De ahí que una política de la droga consecuente con los valores democráticos debiera tener como objetivo principal educar a la gente para permitirle hacer, informada y concientemente, sus propias elecciones del consumo de sustancias. Diversas propuestas se han hecho para elaborar un “plan maestro” que afronte seriamente la cuestión, pero todas coinciden en la legalización de las drogas y su control racional y público, a través de impuestos y medidas preventivas, por parte de los Estados nacionales.

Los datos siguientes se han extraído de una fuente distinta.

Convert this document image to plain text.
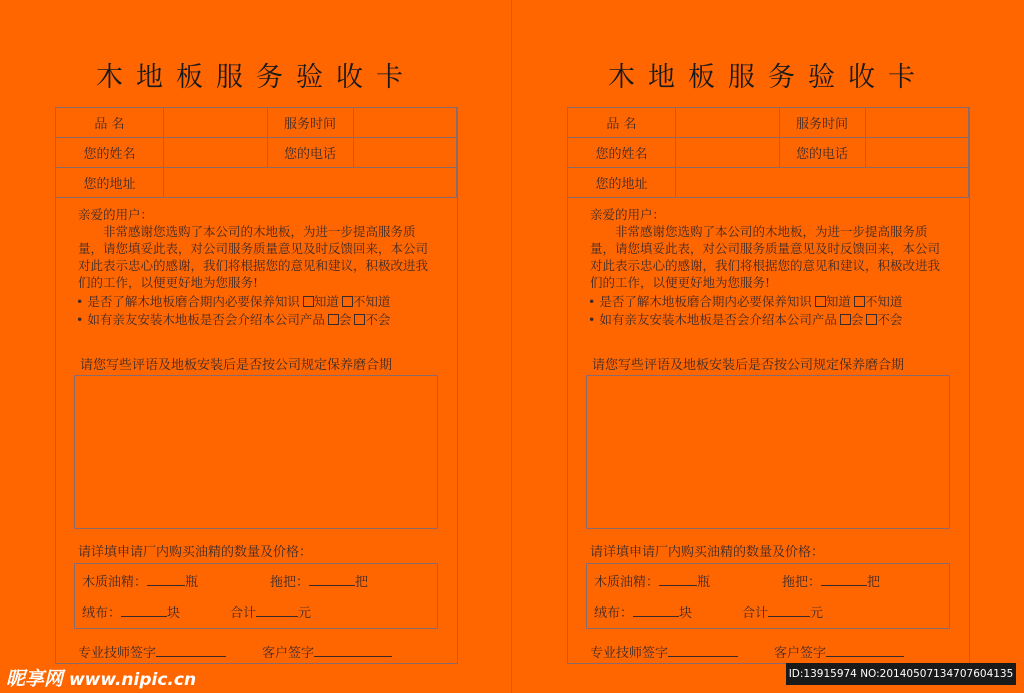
木地板服务验收卡
品 名		服务时间	
您的姓名		您的电话	
您的地址			

亲爱的用户：

非常感谢您选购了本公司的木地板，为进一步提高服务质量，请您填妥此表，对公司服务质量意见及时反馈回来，本公司对此表示忠心的感谢，我们将根据您的意见和建议，积极改进我们的工作，以便更好地为您服务!

• 是否了解木地板磨合期内必要保养知识 知道 不知道
• 如有亲友安装木地板是否会介绍本公司产品 会 不会
请您写些评语及地板安装后是否按公司规定保养磨合期
请详填申请厂内购买油精的数量及价格：
木质油精：	瓶	拖把：	把
绒布：	块	合计	元
专业技师签字	客户签字
木地板服务验收卡
品 名		服务时间	
您的姓名		您的电话	
您的地址			

亲爱的用户：

非常感谢您选购了本公司的木地板，为进一步提高服务质量，请您填妥此表，对公司服务质量意见及时反馈回来，本公司对此表示忠心的感谢，我们将根据您的意见和建议，积极改进我们的工作，以便更好地为您服务!

• 是否了解木地板磨合期内必要保养知识 知道 不知道
• 如有亲友安装木地板是否会介绍本公司产品 会 不会
请您写些评语及地板安装后是否按公司规定保养磨合期
请详填申请厂内购买油精的数量及价格：
木质油精：	瓶	拖把：	把
绒布：	块	合计	元
专业技师签字	客户签字
昵享网 www.nipic.cn	ID:13915974 NO:20140507134707604135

Pues como diría el especialista Larry Dossey, todos somos adictos y estamos enganchados a algo, desde la nicotina, el azúcar, la cafeína y el alcohol, hasta la televisión, los barbitúricos, la comida, el ruido, la autoimagen, la tecnología o el consumo.
Mientras la sociedad humana posmoderna languidezca bajo el peso de la anestesia moral que la domina, mientras el doble discurso de las democracias occidentales continúe, mientras nuestro país, sus ciudadanos y sus gobernantes no se atrevan a encarar la verdadera dimensión y el verdadero origen de los problemas que lo aquejan, es muy poco lo que puede hacerse, excepto, quizá, rogarle a la fortuna que ningún zeta sanguinario, afi mal preparado, militar en retén, procurador buscando acción, capo en día de asueto o adicto desesperado por la siguiente dosis, que ningún ajusticiamiento sistémico, ninguna cabeza decapitada o balacera aleatoria se topen con nosotros aquí a la vuelta de cualquiera apenas ayer tan apacible narcoesquina mexicana.